Impaired decision-making in aging can directly impact factors (financial security, health care) that are critical to maintaining quality of life and independence at advanced ages. Naturalistic rodent models mimic human aging in other cognitive domains, and afford the opportunity to parse the effects of age on discrete aspects of decision-making in a manner relatively uncontaminated by experiential factors. Young adult (5-7 months) and aged (23-25 months) male F344 rats were trained on a probability discounting task in which they made discrete-trial choices between a small certain reward (one food pellet) and a large but uncertain reward (two food pellets with varying probabilities of delivery ranging from 100 to 0%).
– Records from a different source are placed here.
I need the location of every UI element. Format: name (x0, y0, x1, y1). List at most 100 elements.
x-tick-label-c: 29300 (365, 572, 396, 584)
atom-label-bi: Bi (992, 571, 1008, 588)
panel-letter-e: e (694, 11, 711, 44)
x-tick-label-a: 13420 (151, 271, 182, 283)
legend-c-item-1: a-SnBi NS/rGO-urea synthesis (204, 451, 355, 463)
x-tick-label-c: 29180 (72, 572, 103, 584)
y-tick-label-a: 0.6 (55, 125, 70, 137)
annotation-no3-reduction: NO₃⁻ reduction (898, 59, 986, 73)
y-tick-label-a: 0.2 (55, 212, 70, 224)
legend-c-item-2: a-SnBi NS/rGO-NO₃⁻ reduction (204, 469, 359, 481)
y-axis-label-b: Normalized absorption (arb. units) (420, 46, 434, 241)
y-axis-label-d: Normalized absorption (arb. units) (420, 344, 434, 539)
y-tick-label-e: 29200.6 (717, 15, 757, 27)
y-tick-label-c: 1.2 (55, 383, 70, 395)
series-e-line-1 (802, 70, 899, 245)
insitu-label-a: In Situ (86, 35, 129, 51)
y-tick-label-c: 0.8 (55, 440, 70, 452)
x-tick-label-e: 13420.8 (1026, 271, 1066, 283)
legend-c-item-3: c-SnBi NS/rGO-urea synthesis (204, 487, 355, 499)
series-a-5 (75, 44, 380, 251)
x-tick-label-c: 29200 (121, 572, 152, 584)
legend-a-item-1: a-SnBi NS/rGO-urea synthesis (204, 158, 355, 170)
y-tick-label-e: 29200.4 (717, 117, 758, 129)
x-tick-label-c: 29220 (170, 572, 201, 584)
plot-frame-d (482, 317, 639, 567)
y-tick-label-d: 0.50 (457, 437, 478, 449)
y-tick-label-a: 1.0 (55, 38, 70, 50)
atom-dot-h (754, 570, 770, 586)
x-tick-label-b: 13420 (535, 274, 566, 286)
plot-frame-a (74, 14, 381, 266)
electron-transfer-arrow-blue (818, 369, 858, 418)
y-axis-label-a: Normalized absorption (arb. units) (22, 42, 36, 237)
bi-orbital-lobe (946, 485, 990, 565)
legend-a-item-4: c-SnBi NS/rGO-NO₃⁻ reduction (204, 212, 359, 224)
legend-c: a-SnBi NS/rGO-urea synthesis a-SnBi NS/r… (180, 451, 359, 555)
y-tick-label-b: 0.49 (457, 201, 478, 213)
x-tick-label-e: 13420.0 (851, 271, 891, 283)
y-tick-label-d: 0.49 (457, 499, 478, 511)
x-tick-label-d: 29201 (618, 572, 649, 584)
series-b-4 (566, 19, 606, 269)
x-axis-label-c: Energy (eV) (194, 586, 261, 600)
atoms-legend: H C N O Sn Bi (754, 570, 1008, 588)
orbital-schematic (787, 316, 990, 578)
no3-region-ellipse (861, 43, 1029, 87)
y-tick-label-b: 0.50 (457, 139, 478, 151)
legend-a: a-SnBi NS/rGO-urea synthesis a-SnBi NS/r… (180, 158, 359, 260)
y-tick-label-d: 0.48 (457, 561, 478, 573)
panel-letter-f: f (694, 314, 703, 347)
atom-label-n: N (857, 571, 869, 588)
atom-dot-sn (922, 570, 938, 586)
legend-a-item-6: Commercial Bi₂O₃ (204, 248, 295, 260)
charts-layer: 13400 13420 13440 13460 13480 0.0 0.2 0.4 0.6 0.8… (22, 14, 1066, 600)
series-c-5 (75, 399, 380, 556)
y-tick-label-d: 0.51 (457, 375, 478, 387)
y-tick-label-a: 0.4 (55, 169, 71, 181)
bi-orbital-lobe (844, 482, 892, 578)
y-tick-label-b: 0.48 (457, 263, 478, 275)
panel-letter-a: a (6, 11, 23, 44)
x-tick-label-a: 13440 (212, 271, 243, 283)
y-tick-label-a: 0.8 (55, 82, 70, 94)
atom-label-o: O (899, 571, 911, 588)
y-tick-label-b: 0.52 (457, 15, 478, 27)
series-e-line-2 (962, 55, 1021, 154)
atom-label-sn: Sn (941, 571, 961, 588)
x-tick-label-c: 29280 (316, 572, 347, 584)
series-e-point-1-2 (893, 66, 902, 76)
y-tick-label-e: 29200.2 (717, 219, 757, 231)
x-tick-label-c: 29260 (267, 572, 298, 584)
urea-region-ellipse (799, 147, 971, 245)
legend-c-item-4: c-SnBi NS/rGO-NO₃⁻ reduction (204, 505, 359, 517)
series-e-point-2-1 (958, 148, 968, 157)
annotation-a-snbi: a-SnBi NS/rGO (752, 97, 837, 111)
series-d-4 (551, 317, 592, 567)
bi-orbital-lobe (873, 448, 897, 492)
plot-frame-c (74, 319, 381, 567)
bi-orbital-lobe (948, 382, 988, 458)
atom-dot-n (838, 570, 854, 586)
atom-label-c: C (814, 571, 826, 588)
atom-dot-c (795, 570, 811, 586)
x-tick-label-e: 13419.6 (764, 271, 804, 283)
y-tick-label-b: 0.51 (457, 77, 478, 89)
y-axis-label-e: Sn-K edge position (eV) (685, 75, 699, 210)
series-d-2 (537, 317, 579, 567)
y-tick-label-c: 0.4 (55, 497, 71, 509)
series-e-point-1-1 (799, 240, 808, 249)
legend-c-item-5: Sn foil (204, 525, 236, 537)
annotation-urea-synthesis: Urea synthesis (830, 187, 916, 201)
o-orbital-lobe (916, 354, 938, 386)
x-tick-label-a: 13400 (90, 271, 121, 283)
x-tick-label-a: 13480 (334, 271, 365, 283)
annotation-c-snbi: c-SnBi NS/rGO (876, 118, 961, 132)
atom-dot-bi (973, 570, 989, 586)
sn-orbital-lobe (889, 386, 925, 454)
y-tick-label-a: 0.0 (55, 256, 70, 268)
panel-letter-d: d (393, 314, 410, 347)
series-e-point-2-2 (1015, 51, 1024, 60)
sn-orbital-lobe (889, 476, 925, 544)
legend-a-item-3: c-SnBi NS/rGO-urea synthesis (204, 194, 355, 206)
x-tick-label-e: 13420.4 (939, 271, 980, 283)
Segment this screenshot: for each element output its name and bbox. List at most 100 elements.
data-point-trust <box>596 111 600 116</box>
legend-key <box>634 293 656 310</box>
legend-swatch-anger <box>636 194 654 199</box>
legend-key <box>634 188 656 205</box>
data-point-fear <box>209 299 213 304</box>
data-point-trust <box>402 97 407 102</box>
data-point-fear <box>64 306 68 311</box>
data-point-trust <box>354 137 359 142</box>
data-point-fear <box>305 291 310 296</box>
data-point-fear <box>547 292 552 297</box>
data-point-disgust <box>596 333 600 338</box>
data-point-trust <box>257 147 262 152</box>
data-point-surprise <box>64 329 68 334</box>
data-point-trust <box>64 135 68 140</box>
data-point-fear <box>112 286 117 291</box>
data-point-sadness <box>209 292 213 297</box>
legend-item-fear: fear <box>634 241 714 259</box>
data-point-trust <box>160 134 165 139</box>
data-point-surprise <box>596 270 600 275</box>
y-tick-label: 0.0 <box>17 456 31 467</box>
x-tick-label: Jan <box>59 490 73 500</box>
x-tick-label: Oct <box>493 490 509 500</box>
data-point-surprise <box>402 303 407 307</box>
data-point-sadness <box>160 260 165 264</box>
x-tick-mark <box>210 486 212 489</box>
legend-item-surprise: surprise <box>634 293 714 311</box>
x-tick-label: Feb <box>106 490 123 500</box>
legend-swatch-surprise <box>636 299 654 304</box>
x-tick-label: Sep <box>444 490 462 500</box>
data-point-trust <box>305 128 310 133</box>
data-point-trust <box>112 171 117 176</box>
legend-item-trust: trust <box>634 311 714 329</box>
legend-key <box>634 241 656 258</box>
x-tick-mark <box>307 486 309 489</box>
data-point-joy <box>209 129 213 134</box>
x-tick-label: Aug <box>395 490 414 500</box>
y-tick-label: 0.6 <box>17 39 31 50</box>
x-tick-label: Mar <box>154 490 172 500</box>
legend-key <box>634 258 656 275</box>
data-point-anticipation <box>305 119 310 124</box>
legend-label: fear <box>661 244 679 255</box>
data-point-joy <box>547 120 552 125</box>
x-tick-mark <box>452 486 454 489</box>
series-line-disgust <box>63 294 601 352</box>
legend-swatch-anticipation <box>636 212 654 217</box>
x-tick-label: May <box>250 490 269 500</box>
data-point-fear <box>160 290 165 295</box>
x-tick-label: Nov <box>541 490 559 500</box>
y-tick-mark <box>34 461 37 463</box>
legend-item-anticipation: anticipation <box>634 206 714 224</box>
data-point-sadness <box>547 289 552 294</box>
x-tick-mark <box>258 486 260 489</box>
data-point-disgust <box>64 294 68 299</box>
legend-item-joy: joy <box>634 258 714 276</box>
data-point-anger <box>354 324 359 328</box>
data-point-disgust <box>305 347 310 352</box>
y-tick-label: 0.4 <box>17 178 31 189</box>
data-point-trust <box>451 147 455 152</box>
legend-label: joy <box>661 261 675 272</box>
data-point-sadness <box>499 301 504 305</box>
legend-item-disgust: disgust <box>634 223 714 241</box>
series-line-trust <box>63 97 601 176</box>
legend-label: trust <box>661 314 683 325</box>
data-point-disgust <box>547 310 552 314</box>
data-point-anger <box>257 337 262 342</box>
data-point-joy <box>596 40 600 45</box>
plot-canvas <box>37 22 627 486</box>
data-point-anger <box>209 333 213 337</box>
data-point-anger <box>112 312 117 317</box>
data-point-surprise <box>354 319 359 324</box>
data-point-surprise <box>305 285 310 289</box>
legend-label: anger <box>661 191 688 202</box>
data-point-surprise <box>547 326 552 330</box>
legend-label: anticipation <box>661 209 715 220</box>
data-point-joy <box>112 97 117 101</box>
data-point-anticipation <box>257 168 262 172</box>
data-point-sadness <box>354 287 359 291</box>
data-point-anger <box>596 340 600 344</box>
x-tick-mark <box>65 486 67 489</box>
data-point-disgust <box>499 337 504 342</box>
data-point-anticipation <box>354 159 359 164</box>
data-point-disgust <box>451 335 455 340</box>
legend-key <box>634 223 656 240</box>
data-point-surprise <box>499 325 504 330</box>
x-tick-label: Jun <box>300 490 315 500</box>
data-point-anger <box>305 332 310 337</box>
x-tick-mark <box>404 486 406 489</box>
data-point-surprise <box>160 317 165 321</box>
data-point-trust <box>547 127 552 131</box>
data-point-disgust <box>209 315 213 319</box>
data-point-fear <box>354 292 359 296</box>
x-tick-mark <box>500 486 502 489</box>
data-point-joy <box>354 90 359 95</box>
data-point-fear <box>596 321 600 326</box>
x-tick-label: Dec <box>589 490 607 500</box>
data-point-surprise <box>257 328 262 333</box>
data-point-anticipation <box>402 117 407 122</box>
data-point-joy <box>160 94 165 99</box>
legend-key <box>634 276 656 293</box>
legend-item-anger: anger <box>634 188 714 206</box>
Young rats chose the large reward when it was associated with a high probability of delivery and shifted to the small but certain reward as probability of the large reward decreased. As a group, aged rats performed comparably to young, but there was significantly greater variance among aged rats. One subgroup of aged rats showed strong preference for the small certain reward. This preference was maintained under conditions in which large reward delivery was also certain, suggesting decreased sensitivity to reward magnitude. In contrast, another subgroup of aged rats showed strong preference for the large reward at low probabilities of delivery. Interestingly, this subgroup also showed elevated preference for probabilistic rewards when reward magnitudes were equalized. Previous findings using this same aged study population described strongly attenuated discounting of delayed rewards with age, together suggesting that a subgroup of aged rats may have deficits associated with accounting for reward costs (i.e., delay or probability). These deficits in cost-accounting were dissociable from the age-related differences in sensitivity to reward magnitude, suggesting that aging influences multiple, distinct mechanisms that can impact cost-benefit decision-making.
衰老过程中决策能力受损会直接影响对维持老年生活质量和独立性至关重要的因素(金融安全、医疗保健)。自然主义啮齿动物模型在其他认知领域模拟人类衰老,并提供了一个机会,以一种相对不受经验因素影响的方式剖析年龄对决策离散方面的影响。将年轻成年(5 - 7个月)和老年(23 - 25个月)雄性F344大鼠训练进行概率折扣任务,在此任务中它们在一个小而确定的奖励(一粒食物颗粒)和一个大但不确定的奖励(两粒食物颗粒,其交付概率从100%到0%不等)之间进行离散试验选择。年轻大鼠在大奖励与高交付概率相关时选择大奖励,随着大奖励概率降低则转向小但确定的奖励。作为一个群体,老年大鼠的表现与年轻大鼠相当,但老年大鼠之间的差异显著更大。老年大鼠的一个亚组对小而确定的奖励表现出强烈偏好。在大奖励交付也确定的条件下,这种偏好仍然存在,表明对奖励大小的敏感性降低。相比之下,老年大鼠的另一个亚组在低交付概率时对大奖励表现出强烈偏好。有趣的是,当奖励大小相等时,这个亚组对概率奖励的偏好也有所增加。以前使用相同老年研究群体的研究结果描述了随着年龄增长对延迟奖励的折扣大幅减弱,共同表明老年大鼠的一个亚组可能存在与考虑奖励成本(即延迟或概率)相关的缺陷。这些成本核算方面的缺陷与年龄相关的对奖励大小敏感性差异是可分离的,表明衰老影响多种不同的机制,这些机制会影响成本效益决策。